EU AI Clock, Gemini Deep Think, and a Nobel Prize Hire
As EU AI Act transparency rules take effect in six weeks, Google launches a new reasoning mode and a Nobel laureate joins Anthropic.
By BINA Editorial
As the EU's artificial-intelligence transparency clock counts down to 2 August, this week's most significant developments span model reasoning, open-source security, scientific talent, and the future of work.
EU's Article 50 Clock: Six Weeks to Chatbot Disclosure Rules
On 2 August 2026 — 37 days from today — the EU AI Act's Article 50 transparency obligations become enforceable for the first time across all 27 member states. Chatbot providers must inform users they are talking to an AI; generative-AI providers must ensure synthetic content is detectable; platforms must clearly label deepfakes and AI-generated text published on matters of public interest. Companies that wish to benefit from a presumption of compliance should sign the European Commission's voluntary Code of Practice on AI-generated content by 22 July — less than four weeks away. Fines for non-compliance reach €15 million or 3% of global annual turnover, whichever is greater. High-risk AI obligations, deferred under the Digital Omnibus until December 2027, are a separate matter; the Article 50 transparency rules proceed entirely on schedule.
Google Makes Gemini 2.5 Pro's Deep Think Mode Public
Google released Gemini 2.5 Pro with Deep Think to the public on 22 June, calling it the most capable model it has ever shipped. Deep Think mode takes longer to respond than standard AI tools — it explores multiple reasoning paths and verifies its own logic before returning an answer. The model scored a bronze-equivalent result on the 2025 International Mathematical Olympiad problems and reached 82.4% on the GPQA Diamond science benchmark. Its context window holds 2 million tokens, double the capacity of any competing model currently available. Google positions the tool at the top of a three-tier stack: Gemini Flash for everyday use, Pro for professional tasks, and Deep Think for the hardest analytical problems.
OpenAI's Patch the Planet: Fixing Open-Source Security at Scale
OpenAI broadened its Daybreak cybersecurity programme on 22 June with two additions. First, the full release of GPT-5.5-Cyber — its most capable model for authorised security work, able to scan entire codebases, trace attack paths, and generate patches — became available to vetted defenders. Second, Patch the Planet, co-founded with security firm Trail of Bits and vulnerability platform HackerOne, deploys expert researchers equipped with Codex Security to assist maintainers of widely used open-source projects. More than 30 projects have committed to participate. The initiative marks a deliberate shift in emphasis: where earlier AI security tools mostly surfaced new vulnerabilities, Patch the Planet is designed to close them — addressing a persistent criticism that AI-powered discovery creates obligations that overwhelmed maintainers cannot meet.
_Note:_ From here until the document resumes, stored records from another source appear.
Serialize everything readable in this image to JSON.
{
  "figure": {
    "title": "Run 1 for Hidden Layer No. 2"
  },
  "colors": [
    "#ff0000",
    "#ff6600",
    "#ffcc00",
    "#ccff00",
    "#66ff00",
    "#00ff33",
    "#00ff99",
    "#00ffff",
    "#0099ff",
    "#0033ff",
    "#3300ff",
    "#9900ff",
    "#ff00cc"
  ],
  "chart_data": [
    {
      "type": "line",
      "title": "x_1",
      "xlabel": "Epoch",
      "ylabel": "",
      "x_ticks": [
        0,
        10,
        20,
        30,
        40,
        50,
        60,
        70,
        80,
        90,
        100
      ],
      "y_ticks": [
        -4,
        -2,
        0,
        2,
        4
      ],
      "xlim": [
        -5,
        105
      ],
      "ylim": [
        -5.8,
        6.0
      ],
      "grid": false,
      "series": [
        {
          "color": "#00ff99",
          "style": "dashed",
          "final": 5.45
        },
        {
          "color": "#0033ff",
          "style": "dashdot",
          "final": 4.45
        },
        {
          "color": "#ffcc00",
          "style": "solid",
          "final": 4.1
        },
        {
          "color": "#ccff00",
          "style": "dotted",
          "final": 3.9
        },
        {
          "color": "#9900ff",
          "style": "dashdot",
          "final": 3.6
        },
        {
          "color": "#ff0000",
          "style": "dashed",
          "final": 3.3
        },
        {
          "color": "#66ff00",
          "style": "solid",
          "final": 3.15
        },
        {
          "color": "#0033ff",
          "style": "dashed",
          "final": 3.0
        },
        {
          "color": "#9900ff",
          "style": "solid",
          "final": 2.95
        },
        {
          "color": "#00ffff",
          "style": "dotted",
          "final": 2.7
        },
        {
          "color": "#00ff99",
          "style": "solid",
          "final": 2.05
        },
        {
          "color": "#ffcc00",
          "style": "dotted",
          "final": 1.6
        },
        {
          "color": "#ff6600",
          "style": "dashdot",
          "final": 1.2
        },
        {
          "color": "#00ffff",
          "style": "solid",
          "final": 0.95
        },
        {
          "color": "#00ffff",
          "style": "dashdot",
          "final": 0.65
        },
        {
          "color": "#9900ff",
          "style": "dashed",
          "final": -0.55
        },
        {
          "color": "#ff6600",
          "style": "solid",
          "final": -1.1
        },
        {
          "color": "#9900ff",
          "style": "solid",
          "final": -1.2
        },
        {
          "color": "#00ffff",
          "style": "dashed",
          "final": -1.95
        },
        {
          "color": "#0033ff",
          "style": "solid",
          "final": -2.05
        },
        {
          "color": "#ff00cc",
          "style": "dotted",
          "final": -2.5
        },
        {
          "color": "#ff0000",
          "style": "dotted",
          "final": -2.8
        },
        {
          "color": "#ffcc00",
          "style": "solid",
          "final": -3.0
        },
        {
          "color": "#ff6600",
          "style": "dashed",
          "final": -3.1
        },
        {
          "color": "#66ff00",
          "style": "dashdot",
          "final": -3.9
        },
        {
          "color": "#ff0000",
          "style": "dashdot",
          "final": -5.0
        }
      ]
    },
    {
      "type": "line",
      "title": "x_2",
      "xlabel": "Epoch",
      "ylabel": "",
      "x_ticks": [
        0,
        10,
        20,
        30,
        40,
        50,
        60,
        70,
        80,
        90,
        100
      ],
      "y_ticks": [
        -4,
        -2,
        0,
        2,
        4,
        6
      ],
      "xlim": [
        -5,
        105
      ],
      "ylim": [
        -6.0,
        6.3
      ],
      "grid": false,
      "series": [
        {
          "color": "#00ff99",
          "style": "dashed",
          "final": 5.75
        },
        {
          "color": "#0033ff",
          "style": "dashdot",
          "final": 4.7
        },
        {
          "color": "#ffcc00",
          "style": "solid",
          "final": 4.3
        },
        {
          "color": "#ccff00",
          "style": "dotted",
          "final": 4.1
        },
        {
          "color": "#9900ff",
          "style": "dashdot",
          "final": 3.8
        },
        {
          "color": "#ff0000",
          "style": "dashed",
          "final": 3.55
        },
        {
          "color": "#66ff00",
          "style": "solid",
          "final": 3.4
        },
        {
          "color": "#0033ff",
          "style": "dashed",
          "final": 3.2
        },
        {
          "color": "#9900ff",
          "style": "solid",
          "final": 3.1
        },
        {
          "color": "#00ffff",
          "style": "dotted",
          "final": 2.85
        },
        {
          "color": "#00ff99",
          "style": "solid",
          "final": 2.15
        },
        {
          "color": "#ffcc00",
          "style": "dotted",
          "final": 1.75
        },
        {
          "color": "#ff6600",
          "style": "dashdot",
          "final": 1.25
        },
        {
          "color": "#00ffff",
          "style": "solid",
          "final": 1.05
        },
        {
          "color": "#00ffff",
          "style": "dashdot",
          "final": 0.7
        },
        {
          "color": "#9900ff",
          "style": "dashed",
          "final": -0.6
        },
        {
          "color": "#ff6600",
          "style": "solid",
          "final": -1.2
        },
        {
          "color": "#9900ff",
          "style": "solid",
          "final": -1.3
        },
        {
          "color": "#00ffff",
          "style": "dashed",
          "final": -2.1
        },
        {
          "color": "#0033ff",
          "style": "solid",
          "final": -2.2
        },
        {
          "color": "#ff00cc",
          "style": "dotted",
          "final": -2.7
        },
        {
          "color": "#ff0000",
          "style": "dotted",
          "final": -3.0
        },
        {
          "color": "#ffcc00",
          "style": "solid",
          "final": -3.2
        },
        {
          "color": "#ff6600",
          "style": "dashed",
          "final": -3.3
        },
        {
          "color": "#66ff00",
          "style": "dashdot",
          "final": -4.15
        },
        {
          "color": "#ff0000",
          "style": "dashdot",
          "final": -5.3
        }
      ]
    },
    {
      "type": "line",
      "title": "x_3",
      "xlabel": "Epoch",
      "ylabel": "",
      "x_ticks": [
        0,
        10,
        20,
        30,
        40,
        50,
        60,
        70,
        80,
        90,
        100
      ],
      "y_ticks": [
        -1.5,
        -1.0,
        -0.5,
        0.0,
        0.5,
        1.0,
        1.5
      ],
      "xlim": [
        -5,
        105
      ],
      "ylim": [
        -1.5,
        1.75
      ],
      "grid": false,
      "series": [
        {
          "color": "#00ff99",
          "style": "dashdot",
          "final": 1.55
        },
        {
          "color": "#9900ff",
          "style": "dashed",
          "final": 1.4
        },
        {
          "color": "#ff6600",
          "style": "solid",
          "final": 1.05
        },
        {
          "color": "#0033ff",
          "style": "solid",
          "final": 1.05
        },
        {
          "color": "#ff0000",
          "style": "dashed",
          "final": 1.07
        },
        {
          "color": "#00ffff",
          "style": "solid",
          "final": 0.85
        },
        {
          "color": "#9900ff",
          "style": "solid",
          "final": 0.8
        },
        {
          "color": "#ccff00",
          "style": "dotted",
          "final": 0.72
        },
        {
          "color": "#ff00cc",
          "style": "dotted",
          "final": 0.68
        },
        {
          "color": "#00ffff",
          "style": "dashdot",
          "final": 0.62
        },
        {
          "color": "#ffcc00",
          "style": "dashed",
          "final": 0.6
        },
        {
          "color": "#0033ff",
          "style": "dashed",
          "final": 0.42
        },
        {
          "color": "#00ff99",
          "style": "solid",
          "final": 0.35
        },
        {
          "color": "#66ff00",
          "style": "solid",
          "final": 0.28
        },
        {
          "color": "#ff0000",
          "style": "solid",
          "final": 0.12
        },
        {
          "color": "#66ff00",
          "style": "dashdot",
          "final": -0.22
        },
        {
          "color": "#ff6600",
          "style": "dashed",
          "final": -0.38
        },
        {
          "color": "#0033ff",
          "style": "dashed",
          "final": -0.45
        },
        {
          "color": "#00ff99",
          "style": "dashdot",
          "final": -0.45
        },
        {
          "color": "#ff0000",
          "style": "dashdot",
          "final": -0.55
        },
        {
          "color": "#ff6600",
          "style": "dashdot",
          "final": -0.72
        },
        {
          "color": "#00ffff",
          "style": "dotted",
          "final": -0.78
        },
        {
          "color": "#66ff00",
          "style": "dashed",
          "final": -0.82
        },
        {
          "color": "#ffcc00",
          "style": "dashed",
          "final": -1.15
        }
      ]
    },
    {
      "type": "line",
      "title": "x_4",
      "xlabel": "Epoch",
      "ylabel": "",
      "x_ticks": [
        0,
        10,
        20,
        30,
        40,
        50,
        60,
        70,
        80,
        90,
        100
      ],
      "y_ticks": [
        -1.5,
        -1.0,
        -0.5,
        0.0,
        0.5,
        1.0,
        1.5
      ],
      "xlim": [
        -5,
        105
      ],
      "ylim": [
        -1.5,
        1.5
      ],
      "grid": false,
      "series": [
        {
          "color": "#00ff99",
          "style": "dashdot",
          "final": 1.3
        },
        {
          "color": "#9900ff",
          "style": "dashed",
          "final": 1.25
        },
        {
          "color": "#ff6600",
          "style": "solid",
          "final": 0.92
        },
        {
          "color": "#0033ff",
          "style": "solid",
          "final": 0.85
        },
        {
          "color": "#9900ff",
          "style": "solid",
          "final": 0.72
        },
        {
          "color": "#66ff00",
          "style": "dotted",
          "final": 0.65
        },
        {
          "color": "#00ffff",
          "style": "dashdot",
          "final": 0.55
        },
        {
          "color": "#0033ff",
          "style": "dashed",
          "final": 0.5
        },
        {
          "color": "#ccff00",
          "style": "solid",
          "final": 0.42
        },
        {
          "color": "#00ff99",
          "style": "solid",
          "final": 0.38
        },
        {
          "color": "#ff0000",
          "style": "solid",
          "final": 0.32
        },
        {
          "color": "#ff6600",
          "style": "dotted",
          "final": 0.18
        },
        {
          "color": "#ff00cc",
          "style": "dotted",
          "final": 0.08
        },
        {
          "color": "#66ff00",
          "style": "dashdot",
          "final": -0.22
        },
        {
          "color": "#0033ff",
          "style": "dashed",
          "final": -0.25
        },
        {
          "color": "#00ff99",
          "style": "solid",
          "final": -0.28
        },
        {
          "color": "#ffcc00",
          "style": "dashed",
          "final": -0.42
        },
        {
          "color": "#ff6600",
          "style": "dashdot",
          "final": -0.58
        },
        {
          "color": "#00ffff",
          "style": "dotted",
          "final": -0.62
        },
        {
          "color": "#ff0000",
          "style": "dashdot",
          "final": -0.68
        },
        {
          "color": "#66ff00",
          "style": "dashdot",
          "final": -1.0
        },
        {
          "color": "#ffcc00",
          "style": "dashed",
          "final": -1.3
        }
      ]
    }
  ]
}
Nobel Laureate John Jumper Leaves DeepMind for Anthropic
John Jumper, who shared the 2024 Nobel Prize in Chemistry for co-developing AlphaFold2, announced on 19 June that he is leaving Google DeepMind after nearly nine years to join Anthropic. AlphaFold2's ability to predict the three-dimensional structure of proteins from their amino acid sequences transformed drug discovery research and is regarded as one of the most consequential applications of machine learning in the life sciences. Anthropic has not disclosed the role Jumper will take, but the hire fits the company's stated interest in computational biology and medical applications of AI. His departure is the most prominent to leave DeepMind since the organisation became central to Google's AI strategy, and it signals the growing competition for frontier scientific talent.
PwC: AI Is Splitting the Labour Market in Two
PwC's 2026 Global AI Jobs Barometer, released this month and drawing on more than one billion job advertisements across 27 countries, found that AI is dividing the labour market into two distinct tracks. "Professionalised" roles — where AI handles routine tasks and employers place growing weight on human judgement, creativity, and leadership — are seeing twice the growth in job openings and 42% faster salary growth than "democratised" roles, where AI makes the work itself accessible to people without specialist training. The wage premium for workers with demonstrable AI skills rose to 62%, up from 57% a year earlier. A pattern the report calls "seniorisation" is visible at entry level: in AI-exposed sectors, junior postings demanding traditionally senior competencies have grown 35% since 2019, while other entry-level openings have contracted 10%.